This is the year to finally reform Certificate of Need

Perhaps the biggest health care battle of our lifetime exploded almost a decade ago when Congress rammed through Obamacare. As a result, patient choices have been limited while the cost of health care skyrocketed.

What consumers have cried for since then is not only some sanity in the cost of health care, but fewer restrictions on where patients can be treated for their illnesses.

In Georgia, we have our own contribution to that problem. It’s a 40-year-old law called Certificate of Need (CON), which says the state must give its blessing before a provider can offer new services, expand a facility or even construct a new hospital to serve patients.

In many cases, competing hospitals use this process to object to a new service in the community – whether it be an open-heart surgery unit, a maternity ward or new imaging equipment.

If patients truly are the focus of everything we do in health care, then Georgia lawmakers need to allow providers to create more health care options.

That is why I commend one large hospital system for not battling to keep the status quo on CON but providing leadership in presenting a sensible middle ground to the CON battles and an alternative to House Bill 198 and Senate Bills 74 and 114.

Piedmont Healthcare, which operates 11 hospitals in our state, has shown the Legislature a path forward with its recommendation for CON reform that would bring additional choices for patients while meeting the concerns of the large and small hospitals.

Their proposal outlines four changes that I could support as lieutenant governor, and which I believe the Legislature should endorse, so we can show Georgians we are serious about addressing their health care needs.

The plan says:

**  Remove any restrictions on the Cancer Treatment Centers of America hospital in Newnan so it can convert to an acute care hospital and treat Georgia patients at its specialized cancer facility. Currently it has an annual cap so only 35 percent of its patients can be Georgia residents.

Duncan

**  Remove the requirement for a CON process for capital expenditures and equipment thresholds to make it easier for hospitals to purchase new equipment. The plan says this would apply as long as new services or stand-alone emergency departments cannot be added through one of these processes.

** Permit Legacy Sports Institute, a free-standing sports medicine and orthopedic center, to open in Alpharetta as planned. This facility would offer services to athletes and others in need.

** Allow acute care providers who want to offer inpatient psychiatric beds to be exempt from the CON process when adding new psychiatric beds at an existing facility or converting acute care beds to inpatient psychiatric beds.

Like many others, I want to protect our state’s rural hospitals and expand health care options for patients in these parts of the state. I proposed growing the Rural Hospital Tax Credit to $100 million so these small hospitals can purchase additional equipment to treat patients locally.

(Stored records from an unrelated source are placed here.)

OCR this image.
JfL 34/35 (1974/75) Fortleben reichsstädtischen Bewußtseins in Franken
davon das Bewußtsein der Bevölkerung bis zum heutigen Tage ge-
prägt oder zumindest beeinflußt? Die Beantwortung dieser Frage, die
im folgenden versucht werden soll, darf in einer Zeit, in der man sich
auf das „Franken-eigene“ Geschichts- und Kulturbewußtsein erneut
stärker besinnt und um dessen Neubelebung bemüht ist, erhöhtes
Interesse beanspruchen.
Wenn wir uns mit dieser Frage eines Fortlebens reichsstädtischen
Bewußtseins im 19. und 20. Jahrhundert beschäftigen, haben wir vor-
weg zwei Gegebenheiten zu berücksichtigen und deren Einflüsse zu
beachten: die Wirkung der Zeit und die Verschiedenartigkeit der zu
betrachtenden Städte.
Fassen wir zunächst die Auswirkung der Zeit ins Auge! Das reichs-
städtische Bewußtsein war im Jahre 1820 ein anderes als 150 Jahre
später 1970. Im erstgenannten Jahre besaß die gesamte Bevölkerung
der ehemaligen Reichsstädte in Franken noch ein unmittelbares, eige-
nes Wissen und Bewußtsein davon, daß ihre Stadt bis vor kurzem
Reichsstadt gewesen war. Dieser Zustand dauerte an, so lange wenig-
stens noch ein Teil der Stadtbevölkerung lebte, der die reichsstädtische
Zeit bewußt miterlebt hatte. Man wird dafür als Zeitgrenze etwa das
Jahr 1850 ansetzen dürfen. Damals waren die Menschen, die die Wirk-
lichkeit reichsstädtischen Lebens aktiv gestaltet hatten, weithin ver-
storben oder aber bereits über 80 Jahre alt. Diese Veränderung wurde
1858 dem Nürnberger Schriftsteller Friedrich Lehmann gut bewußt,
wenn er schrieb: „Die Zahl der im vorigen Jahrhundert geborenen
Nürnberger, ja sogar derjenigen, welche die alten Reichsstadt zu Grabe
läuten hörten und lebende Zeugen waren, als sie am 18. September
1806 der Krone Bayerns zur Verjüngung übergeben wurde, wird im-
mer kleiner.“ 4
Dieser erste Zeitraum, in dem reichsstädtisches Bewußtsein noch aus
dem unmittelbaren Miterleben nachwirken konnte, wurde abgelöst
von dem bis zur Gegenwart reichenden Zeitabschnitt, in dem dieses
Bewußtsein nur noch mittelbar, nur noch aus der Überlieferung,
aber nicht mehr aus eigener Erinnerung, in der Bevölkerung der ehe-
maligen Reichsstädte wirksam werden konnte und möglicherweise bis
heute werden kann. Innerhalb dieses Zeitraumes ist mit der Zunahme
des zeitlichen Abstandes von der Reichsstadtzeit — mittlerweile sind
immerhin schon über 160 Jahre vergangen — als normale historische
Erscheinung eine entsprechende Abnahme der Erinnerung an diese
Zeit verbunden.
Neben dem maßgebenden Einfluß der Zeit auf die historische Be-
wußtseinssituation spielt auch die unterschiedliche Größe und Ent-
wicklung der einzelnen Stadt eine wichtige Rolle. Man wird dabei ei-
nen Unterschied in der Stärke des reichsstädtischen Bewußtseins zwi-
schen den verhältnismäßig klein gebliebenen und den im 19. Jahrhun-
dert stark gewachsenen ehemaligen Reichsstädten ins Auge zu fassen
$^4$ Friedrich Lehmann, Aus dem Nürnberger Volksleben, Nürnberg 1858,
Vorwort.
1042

However, at the State Capitol, the need to reform CON has a greater urgency. In December, the Trump Administration called for the elimination of CON regulations in the states, saying such laws represent “one of the worst” of states’ anti-competitive regulations.

In addition, the federal government has become more receptive to Medicaid waiver plans for states that have no CON laws. I am committed to pursuing such a waiver to provide a more cost-efficient and free-market approach to providing Medicaid coverage to low-income Georgians. That makes embracing CON reform even more critical this year.

Gov. Kemp with Lt. Gov. Duncan

As we approach Crossover Day for the 2019 session, I urge the lawmakers to consider this roadmap from one of the states largest health care providers.

It’s time to put patients first and finish our work on CON.

Duncan, a Republican from Cumming, is Georgia’s lieutenant governor. He is also the former CEO of Wellview Health, and was active on health care issues while a member of the Georgia House.